Scammers are still using the coronavirus relief stimulus checks earlier this year as a way to obtain information from unsuspecting Americans. On Nov. 4, the Internal Revenue Service, state tax agencies, and members of the tax industry issued a warning on a new text scam that tricks people into giving their bank account information in exchange for receiving a new $1,200 Economic Impact Payment (EIP). However, the EIP included in the CARES Act signed in March 2020 was a one-time payment and Congress still has not passed another payment program.
The IRS and state tax agencies will never ask for bank information from taxpayers in a text, the IRS said in a statement. "You have received a direct deposit of $1,200 from COVID-19 TREAS FUND. Further action is required to accept this payment into your account. Continue here to accept this payment," the scam message reads. The text ends with a link to a fake phishing web address made to look like a real IRS website. It is built to look like the IRS' "Get My Payment" tool, which taxpayers can use to track their payments. The website asks visitors to submit personal information, which will then go straight to scam artists, not the IRS.
"Criminals are relentlessly using COVID-19 and Economic Impact Payments as cover to try to trick taxpayers out of their money or identities," IRS Commissioner Chuck Rettig said in a statement. "This scam is a new twist on those we've been seeing much of this year. We urge people to remain alert to these types of scams."

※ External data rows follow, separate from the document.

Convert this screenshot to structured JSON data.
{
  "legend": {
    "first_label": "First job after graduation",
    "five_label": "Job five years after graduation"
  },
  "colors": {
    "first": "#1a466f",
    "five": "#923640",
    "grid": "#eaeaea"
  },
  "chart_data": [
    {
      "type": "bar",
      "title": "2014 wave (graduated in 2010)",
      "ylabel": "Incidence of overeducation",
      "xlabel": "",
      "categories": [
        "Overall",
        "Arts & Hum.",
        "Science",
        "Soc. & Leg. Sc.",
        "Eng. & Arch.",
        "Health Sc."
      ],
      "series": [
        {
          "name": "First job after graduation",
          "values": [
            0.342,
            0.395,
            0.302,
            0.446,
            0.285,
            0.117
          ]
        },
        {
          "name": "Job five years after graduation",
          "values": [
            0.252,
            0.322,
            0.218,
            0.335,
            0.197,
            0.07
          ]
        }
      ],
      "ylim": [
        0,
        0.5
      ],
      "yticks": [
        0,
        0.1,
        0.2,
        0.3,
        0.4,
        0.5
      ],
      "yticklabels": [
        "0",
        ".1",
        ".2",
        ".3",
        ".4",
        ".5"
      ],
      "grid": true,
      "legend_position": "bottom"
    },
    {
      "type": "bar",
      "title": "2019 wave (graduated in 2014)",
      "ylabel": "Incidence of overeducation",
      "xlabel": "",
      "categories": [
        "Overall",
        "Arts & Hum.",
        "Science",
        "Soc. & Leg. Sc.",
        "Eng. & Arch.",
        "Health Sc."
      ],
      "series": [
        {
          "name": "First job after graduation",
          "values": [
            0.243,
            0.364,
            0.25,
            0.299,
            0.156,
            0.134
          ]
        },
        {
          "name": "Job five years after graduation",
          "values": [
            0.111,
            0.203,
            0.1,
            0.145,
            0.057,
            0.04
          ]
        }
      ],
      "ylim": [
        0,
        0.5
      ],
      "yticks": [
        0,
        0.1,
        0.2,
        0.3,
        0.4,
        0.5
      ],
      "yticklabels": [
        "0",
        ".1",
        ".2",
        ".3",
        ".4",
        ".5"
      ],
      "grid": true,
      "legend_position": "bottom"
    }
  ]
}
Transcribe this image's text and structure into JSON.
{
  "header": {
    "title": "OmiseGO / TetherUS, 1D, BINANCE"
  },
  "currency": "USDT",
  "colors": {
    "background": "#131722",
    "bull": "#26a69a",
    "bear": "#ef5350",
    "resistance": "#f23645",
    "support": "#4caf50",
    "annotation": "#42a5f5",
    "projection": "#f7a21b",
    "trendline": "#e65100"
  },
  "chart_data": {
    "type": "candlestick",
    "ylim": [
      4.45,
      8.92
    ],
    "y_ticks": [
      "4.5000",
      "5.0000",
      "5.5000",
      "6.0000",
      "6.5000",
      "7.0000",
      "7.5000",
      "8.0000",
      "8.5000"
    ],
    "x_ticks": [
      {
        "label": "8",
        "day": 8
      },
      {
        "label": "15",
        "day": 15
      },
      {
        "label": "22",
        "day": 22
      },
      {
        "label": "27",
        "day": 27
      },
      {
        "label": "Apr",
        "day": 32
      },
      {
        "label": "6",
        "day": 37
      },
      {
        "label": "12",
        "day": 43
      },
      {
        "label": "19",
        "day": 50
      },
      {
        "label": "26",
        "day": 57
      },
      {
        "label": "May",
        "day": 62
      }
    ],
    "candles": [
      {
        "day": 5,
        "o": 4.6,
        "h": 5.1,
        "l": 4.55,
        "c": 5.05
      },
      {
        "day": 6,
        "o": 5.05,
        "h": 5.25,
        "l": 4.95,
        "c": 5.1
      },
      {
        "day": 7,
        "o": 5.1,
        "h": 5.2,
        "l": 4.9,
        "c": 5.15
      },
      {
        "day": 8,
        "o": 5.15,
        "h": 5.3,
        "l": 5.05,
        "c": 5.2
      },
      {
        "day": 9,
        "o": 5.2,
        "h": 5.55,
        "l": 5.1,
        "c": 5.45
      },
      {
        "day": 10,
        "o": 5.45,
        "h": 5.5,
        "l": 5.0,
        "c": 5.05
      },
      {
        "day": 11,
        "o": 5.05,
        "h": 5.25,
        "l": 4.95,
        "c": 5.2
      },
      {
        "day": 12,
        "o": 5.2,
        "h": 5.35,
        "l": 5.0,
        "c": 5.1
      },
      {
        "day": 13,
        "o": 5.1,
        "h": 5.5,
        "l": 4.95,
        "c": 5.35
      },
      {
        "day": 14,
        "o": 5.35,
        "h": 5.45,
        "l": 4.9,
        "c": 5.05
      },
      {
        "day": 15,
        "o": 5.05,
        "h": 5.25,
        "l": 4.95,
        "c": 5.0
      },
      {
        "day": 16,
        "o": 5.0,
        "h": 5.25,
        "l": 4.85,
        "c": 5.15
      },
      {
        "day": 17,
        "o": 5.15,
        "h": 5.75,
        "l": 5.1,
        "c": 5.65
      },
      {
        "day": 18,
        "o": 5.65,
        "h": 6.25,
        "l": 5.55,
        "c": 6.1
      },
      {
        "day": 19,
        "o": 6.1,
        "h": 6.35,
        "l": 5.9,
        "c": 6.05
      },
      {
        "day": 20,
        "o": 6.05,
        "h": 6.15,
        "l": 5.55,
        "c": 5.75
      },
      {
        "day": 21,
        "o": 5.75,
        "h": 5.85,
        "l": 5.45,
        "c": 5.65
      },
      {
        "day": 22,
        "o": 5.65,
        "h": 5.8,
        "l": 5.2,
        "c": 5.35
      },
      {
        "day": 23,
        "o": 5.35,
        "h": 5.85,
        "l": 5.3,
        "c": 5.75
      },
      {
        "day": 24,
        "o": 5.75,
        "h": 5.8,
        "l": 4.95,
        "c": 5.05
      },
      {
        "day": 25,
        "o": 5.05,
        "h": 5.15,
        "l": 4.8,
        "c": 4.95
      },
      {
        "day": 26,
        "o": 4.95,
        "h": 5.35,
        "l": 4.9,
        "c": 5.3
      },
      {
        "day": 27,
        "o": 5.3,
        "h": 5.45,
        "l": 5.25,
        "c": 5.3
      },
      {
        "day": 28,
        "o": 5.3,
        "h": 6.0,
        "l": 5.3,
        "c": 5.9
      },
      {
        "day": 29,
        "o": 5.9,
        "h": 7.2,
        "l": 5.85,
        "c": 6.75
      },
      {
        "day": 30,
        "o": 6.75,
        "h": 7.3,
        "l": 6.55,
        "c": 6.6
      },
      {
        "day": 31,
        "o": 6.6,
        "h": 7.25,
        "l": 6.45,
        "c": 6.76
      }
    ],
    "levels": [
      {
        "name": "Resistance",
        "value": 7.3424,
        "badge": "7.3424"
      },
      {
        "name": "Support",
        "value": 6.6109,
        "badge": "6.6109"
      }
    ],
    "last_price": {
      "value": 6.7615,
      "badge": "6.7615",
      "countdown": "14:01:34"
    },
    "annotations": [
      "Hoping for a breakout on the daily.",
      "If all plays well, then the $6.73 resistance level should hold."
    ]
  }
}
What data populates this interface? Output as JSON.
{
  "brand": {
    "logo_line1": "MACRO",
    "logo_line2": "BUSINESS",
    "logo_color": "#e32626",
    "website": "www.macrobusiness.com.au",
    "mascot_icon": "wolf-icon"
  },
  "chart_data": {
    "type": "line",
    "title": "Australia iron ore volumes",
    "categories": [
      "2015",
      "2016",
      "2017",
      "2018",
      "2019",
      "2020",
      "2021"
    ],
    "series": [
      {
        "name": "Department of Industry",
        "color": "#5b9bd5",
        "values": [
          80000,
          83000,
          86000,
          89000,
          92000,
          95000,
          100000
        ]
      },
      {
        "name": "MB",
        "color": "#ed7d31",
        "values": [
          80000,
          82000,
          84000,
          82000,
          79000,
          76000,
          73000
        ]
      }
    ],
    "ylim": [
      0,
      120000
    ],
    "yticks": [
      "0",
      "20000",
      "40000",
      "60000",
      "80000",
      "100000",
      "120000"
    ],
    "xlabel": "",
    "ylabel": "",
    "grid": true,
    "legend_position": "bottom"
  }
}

Anyone who receives the text message is asked to send a screenshot of it and email the image to firstname.lastname@example.org. The IRS also asks anyone who received it to include the date and time they received the message; the number that appeared on the sender's caller ID; and the number that received the text. "The IRS does not send unsolicited texts or emails. The IRS does not call people with threats of jail or lawsuits, nor does it demand tax payments on gift cards," the IRS noted.
Ever since Congress passed the CARES Act and the IRS began sending out the stimulus checks, the agency has frequently warned against different types of scams. In July, the IRS issued a "Dirty Dozen" list of different kinds of scams. These included phishing emails and messages; fake charities; threatening phonecalls impersonating IRS agents; and social media scams.
The IRS began sending the CARES Act stimulus payments in mid-April. They were first sent as direct deposits to taxpayers who previously provided their bank account information to the IRS. The agency also sent payments out as physical checks and as pre-paid debit cards. Americans who are eligible for an EIP but do not pay have to file taxes can still use the Non-Filers tool to apply for the payment through Nov. 21.